Toda essa sociabilidade, lenta e preciosamente construída, foi desfeita praticamente de golpe: desde que a oposição promoveu o – repito a palavra – golpe de 2016 e, sobretudo, com seu arremate — com o governo catastrófico de Bolsonaro.
Essa calma pôde ser destruída com tanta facilidade porque é muito difícil construir, nas relações humanas, um respeito a quem pensa ou sente diferentemente da gente — pior ainda, a quem pensa ou sente de maneira oposta à nossa.
Ora, ao estabelecer relações de certo companheirismo com um inimigo — com aquele que muitos humanos veem como inimigo da nossa espécie, por aversão e por transmitir doenças (não raro, fatais) — é possível que Mujica tenha passado por uma educação sentimental. Isso lhe deu uma capacidade de respeito ao outro, de convívio com divergências, que terá sido uma de suas maiores contribuições à política.
Evidentemente, esse ponto não apaga contradições nem conflitos. Há os que consideraram Mujica pouco radical por seu gosto — sim, porque ele criticou as ditaduras da Venezuela e da Nicarágua. Sim, porque Mujica não aceitou que os fins justificassem os meios.
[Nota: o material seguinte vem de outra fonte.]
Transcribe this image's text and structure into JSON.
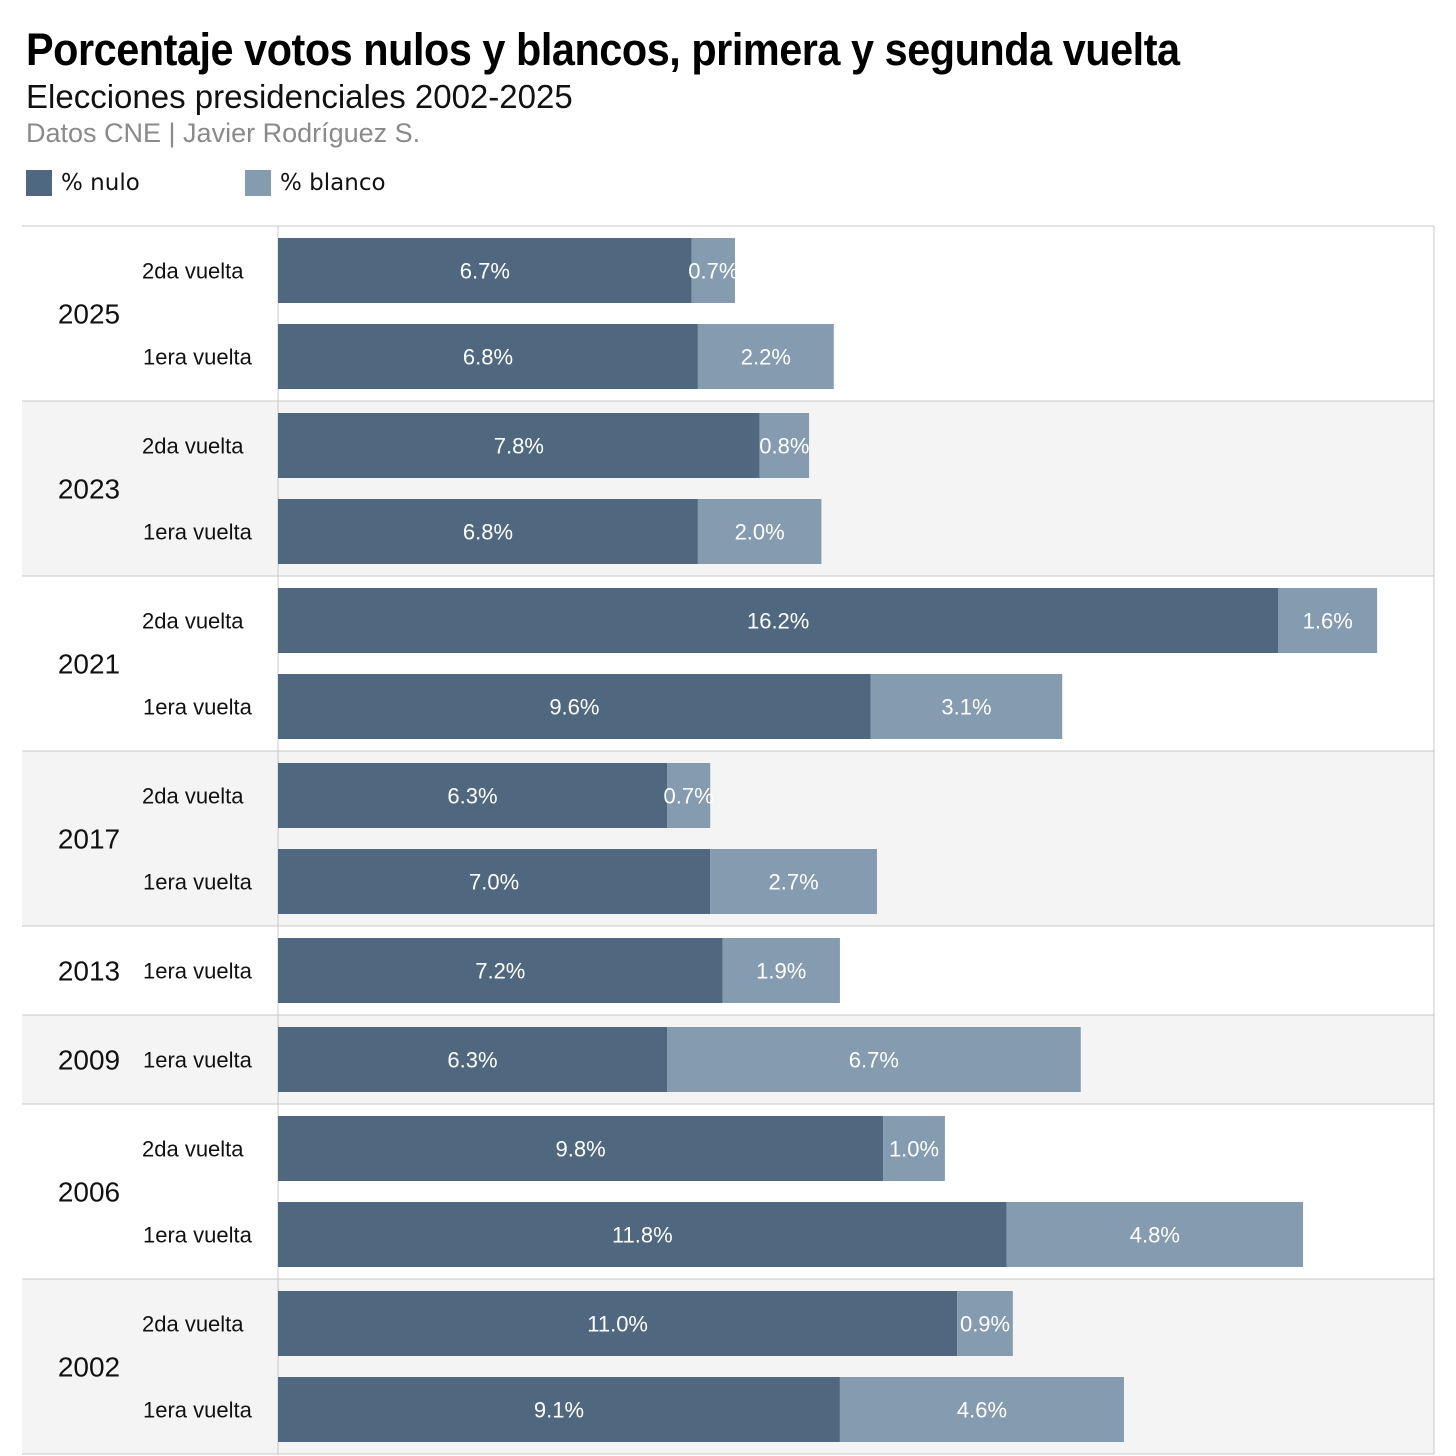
{
  "colors": {
    "nulo": "#50687f",
    "blanco": "#849bb0",
    "band_alt": "#f4f4f4",
    "border": "#c8c8c8",
    "bar_text": "#ffffff"
  },
  "chart_data": {
    "type": "bar",
    "orientation": "horizontal",
    "stacked": true,
    "title": "Porcentaje votos nulos y blancos, primera y segunda vuelta",
    "subtitle": "Elecciones presidenciales 2002-2025",
    "source": "Datos CNE | Javier Rodríguez S.",
    "xlim": [
      0,
      18
    ],
    "legend_position": "top-left",
    "grid": false,
    "series": [
      {
        "name": "% nulo",
        "key": "nulo"
      },
      {
        "name": "% blanco",
        "key": "blanco"
      }
    ],
    "groups": [
      {
        "year": "2025",
        "rows": [
          {
            "label": "2da vuelta",
            "nulo": 6.7,
            "blanco": 0.7,
            "nulo_label": "6.7%",
            "blanco_label": "0.7%"
          },
          {
            "label": "1era vuelta",
            "nulo": 6.8,
            "blanco": 2.2,
            "nulo_label": "6.8%",
            "blanco_label": "2.2%"
          }
        ]
      },
      {
        "year": "2023",
        "rows": [
          {
            "label": "2da vuelta",
            "nulo": 7.8,
            "blanco": 0.8,
            "nulo_label": "7.8%",
            "blanco_label": "0.8%"
          },
          {
            "label": "1era vuelta",
            "nulo": 6.8,
            "blanco": 2.0,
            "nulo_label": "6.8%",
            "blanco_label": "2.0%"
          }
        ]
      },
      {
        "year": "2021",
        "rows": [
          {
            "label": "2da vuelta",
            "nulo": 16.2,
            "blanco": 1.6,
            "nulo_label": "16.2%",
            "blanco_label": "1.6%"
          },
          {
            "label": "1era vuelta",
            "nulo": 9.6,
            "blanco": 3.1,
            "nulo_label": "9.6%",
            "blanco_label": "3.1%"
          }
        ]
      },
      {
        "year": "2017",
        "rows": [
          {
            "label": "2da vuelta",
            "nulo": 6.3,
            "blanco": 0.7,
            "nulo_label": "6.3%",
            "blanco_label": "0.7%"
          },
          {
            "label": "1era vuelta",
            "nulo": 7.0,
            "blanco": 2.7,
            "nulo_label": "7.0%",
            "blanco_label": "2.7%"
          }
        ]
      },
      {
        "year": "2013",
        "rows": [
          {
            "label": "1era vuelta",
            "nulo": 7.2,
            "blanco": 1.9,
            "nulo_label": "7.2%",
            "blanco_label": "1.9%"
          }
        ]
      },
      {
        "year": "2009",
        "rows": [
          {
            "label": "1era vuelta",
            "nulo": 6.3,
            "blanco": 6.7,
            "nulo_label": "6.3%",
            "blanco_label": "6.7%"
          }
        ]
      },
      {
        "year": "2006",
        "rows": [
          {
            "label": "2da vuelta",
            "nulo": 9.8,
            "blanco": 1.0,
            "nulo_label": "9.8%",
            "blanco_label": "1.0%"
          },
          {
            "label": "1era vuelta",
            "nulo": 11.8,
            "blanco": 4.8,
            "nulo_label": "11.8%",
            "blanco_label": "4.8%"
          }
        ]
      },
      {
        "year": "2002",
        "rows": [
          {
            "label": "2da vuelta",
            "nulo": 11.0,
            "blanco": 0.9,
            "nulo_label": "11.0%",
            "blanco_label": "0.9%"
          },
          {
            "label": "1era vuelta",
            "nulo": 9.1,
            "blanco": 4.6,
            "nulo_label": "9.1%",
            "blanco_label": "4.6%"
          }
        ]
      }
    ]
  }
}
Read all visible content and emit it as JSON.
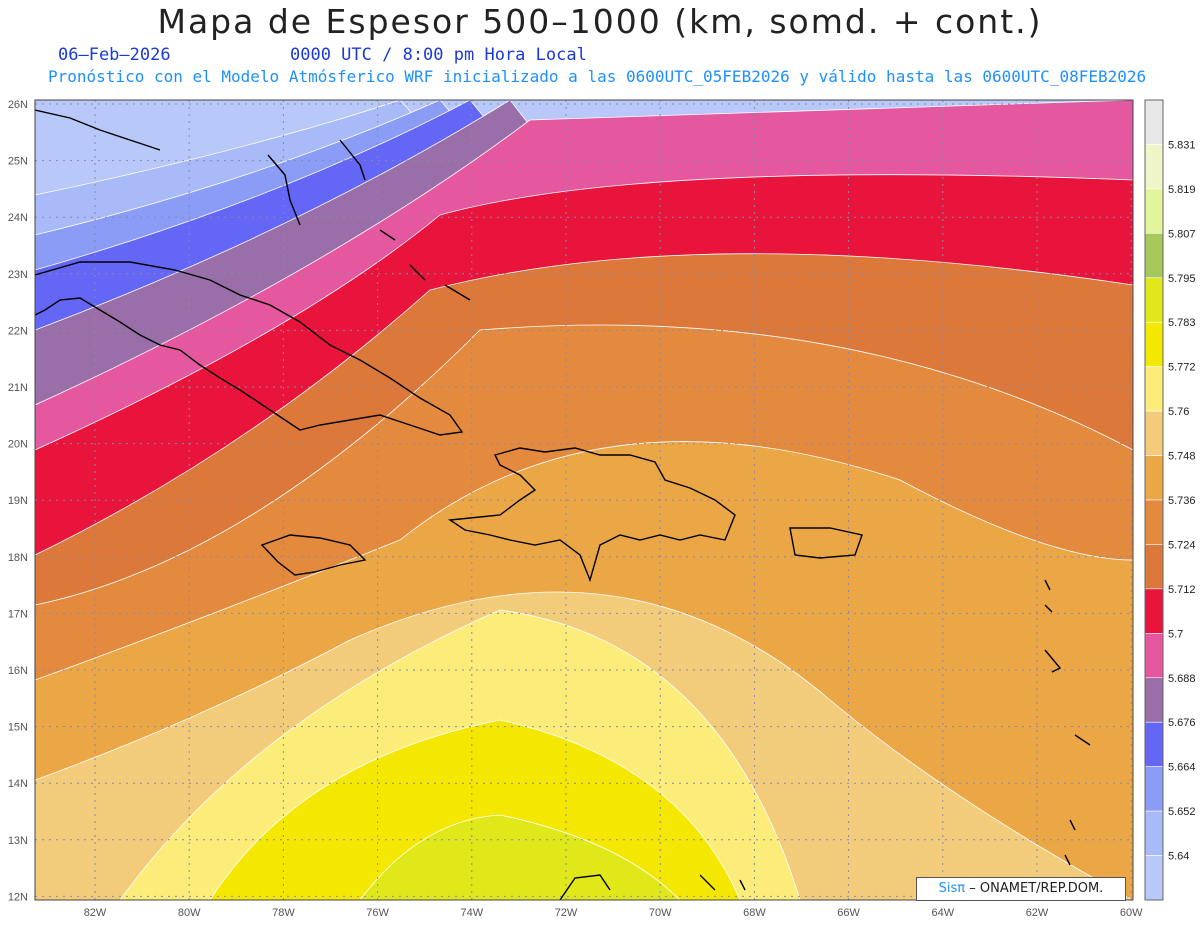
{
  "header": {
    "title": "Mapa de Espesor 500–1000 (km, somd. + cont.)",
    "date": "06–Feb–2026",
    "time_label": "0000 UTC / 8:00 pm Hora Local",
    "model_info": "Pronóstico con el Modelo Atmósferico WRF inicializado a las 0600UTC_05FEB2026 y válido hasta las  0600UTC_08FEB2026"
  },
  "map": {
    "lat_labels": [
      "26N",
      "25N",
      "24N",
      "23N",
      "22N",
      "21N",
      "20N",
      "19N",
      "18N",
      "17N",
      "16N",
      "15N",
      "14N",
      "13N",
      "12N"
    ],
    "lon_labels": [
      "82W",
      "80W",
      "78W",
      "76W",
      "74W",
      "72W",
      "70W",
      "68W",
      "66W",
      "64W",
      "62W",
      "60W"
    ],
    "legend_levels": [
      "5.831",
      "5.819",
      "5.807",
      "5.795",
      "5.783",
      "5.772",
      "5.76",
      "5.748",
      "5.736",
      "5.724",
      "5.712",
      "5.7",
      "5.688",
      "5.676",
      "5.664",
      "5.652",
      "5.64"
    ],
    "legend_colors": [
      "#e8e8e8",
      "#f0f5c8",
      "#e3f59a",
      "#a6c85a",
      "#e0e81a",
      "#f5e800",
      "#fcec7a",
      "#f2cc7a",
      "#eba646",
      "#e38a3e",
      "#dc783a",
      "#e8143c",
      "#e558a0",
      "#9a6ea8",
      "#6466f5",
      "#8a9cf5",
      "#a8baf8",
      "#b8c8f8"
    ],
    "contour_band_colors": [
      "#b8c8f8",
      "#a8baf8",
      "#8a9cf5",
      "#6466f5",
      "#9a6ea8",
      "#e558a0",
      "#e8143c",
      "#dc783a",
      "#e38a3e",
      "#eba646",
      "#f2cc7a",
      "#fcec7a",
      "#f5e800",
      "#e0e81a"
    ],
    "credit_sis": "Sisπ",
    "credit_text": "– ONAMET/REP.DOM."
  }
}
Mas, com isso, ele abriu espaço para um socialismo muito mais democrático do que as experiências realmente existentes. Essa talvez seja a principal contribuição que nos deixou.
E é claro que tudo isso vem junto com posturas muito diferentes de outros políticos. Tomemos, por exemplo, Gorbachev — tão festejado na Europa e no Ocidente, em parte porque tentou democratizar a União Soviética, mas também porque levou (mesmo sem querer) ao seu colapso e ao fim do comunismo no poder.
Gorbachev teve seus méritos – mas, uma vez fracassado seu projeto de abertura econômica e democratização política, ele não teve problemas em fazer anúncios para grandes marcas de luxo ocidentais. Ou seja, lucrou pessoalmente, e muito, com sua imagem pública. Isso não apaga o que fez de bom mas, entre ele e Mujica, é bom lembrar que Mujica jamais quis obter qualquer vantagem econômica com sua posição.
Ele doava 90% de seu salário presidencial. Não quis mudar de carro, mantendo um velhíssimo Fusca azul. Continuou morando numa pequena chácara, onde cultivava suas plantas e legumes. E, finalmente, quando foi convidado por um xeique árabe a vender seu carro por 1 milhão de dólares — valor muito superior ao que ele valia — ele recusou, para não lucrar com vantagens dessa natureza.
Essa modéstia e dignidade pessoais completam sua imagem: a de uma pessoa que reúne valores socialmente igualitários, respeito à divergência e modéstia — uma recusa absoluta a levar vantagem por ter sido presidente da República.
Faz falta. Fará falta. Mas continuará iluminando pelo exemplo.